Impacto direto nas despesas da previdência

O reajuste do salário mínimo gera efeitos imediatos nas contas públicas, visto que aproximadamente 45% dos benefícios do Regime Geral da Previdência Social (RGPS) são indexados ao piso nacional. Entre os pagamentos afetados estão as aposentadorias, pensões do INSS, o Benefício de Prestação Continuada (BPC), o seguro-desemprego e o abono salarial.
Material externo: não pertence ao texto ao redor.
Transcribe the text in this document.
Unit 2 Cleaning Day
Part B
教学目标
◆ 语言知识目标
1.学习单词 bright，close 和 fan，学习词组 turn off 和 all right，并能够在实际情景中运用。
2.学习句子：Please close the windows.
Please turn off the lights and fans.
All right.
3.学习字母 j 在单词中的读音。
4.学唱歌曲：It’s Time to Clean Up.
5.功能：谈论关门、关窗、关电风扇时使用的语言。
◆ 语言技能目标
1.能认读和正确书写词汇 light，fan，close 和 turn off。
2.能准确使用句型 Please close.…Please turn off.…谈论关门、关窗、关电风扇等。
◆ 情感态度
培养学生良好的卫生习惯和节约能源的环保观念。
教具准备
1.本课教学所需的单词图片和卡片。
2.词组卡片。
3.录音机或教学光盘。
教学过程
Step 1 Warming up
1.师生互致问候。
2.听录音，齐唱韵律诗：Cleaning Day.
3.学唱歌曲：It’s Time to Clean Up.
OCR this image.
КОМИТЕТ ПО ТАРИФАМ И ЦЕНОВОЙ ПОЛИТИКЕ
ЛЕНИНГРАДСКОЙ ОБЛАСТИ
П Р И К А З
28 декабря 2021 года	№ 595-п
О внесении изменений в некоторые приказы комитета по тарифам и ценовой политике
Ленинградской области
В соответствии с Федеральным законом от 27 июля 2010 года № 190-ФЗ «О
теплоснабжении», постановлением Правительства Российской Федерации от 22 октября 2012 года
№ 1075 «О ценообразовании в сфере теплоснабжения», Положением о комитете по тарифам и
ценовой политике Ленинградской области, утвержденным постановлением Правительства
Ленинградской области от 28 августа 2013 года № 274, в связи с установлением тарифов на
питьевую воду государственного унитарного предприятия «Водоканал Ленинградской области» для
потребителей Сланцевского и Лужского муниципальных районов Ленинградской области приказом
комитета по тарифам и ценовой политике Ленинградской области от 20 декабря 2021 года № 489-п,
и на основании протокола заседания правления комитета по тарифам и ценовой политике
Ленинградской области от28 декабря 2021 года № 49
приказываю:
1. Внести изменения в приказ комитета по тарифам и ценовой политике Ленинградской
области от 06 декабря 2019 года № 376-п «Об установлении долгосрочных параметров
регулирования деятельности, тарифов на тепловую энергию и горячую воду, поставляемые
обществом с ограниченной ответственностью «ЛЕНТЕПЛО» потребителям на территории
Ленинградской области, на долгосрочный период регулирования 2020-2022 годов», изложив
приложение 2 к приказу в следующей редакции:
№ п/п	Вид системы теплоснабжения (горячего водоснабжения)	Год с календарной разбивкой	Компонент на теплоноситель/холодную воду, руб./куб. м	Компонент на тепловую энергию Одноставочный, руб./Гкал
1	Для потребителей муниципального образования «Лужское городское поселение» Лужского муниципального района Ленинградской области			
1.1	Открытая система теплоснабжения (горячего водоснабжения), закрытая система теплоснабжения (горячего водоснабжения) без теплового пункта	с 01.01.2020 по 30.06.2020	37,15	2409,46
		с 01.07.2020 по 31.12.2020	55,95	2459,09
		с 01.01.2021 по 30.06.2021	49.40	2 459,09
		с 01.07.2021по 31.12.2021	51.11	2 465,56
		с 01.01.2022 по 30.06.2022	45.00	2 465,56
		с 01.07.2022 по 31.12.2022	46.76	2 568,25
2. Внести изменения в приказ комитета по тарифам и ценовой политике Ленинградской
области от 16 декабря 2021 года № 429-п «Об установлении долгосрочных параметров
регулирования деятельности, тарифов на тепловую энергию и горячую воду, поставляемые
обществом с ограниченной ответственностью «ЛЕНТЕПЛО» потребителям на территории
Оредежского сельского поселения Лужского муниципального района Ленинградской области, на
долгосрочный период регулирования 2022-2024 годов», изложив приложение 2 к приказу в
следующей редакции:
Além dos benefícios sociais, a contribuição previdenciária dos Microempreendedores Individuais (MEIs) também é recalculada com base no novo valor. Devido a essa vinculação, o salário mínimo torna-se uma variável estratégica no planejamento orçamentário. O governo precisa conciliar a necessidade de reajuste com o controle dos gastos obrigatórios, conforme detalhado em análises da Agência Brasil.

Equilíbrio entre consumo e responsabilidade fiscal

A elevação da renda mínima atua como um estímulo ao consumo interno, especialmente entre as famílias de menor poder aquisitivo, que direcionam a maior parte de seus recursos para o suprimento de necessidades básicas. No entanto, o impacto fiscal impõe limites para a expansão de outras despesas governamentais. O desafio da equipe econômica é manter o ganho real do salário enquanto busca a racionalidade nos gastos obrigatórios.

O ministro Dario Durigan ressaltou que o Orçamento de 2027 será estruturado para garantir a sustentabilidade das contas. A estratégia envolve projetar o crescimento das despesas obrigatórias em um patamar inferior ao aumento geral do orçamento. Após o envio do PLOA ao Congresso, o texto passará por análise parlamentar antes de ser sancionado para entrar em vigor em janeiro de 2027.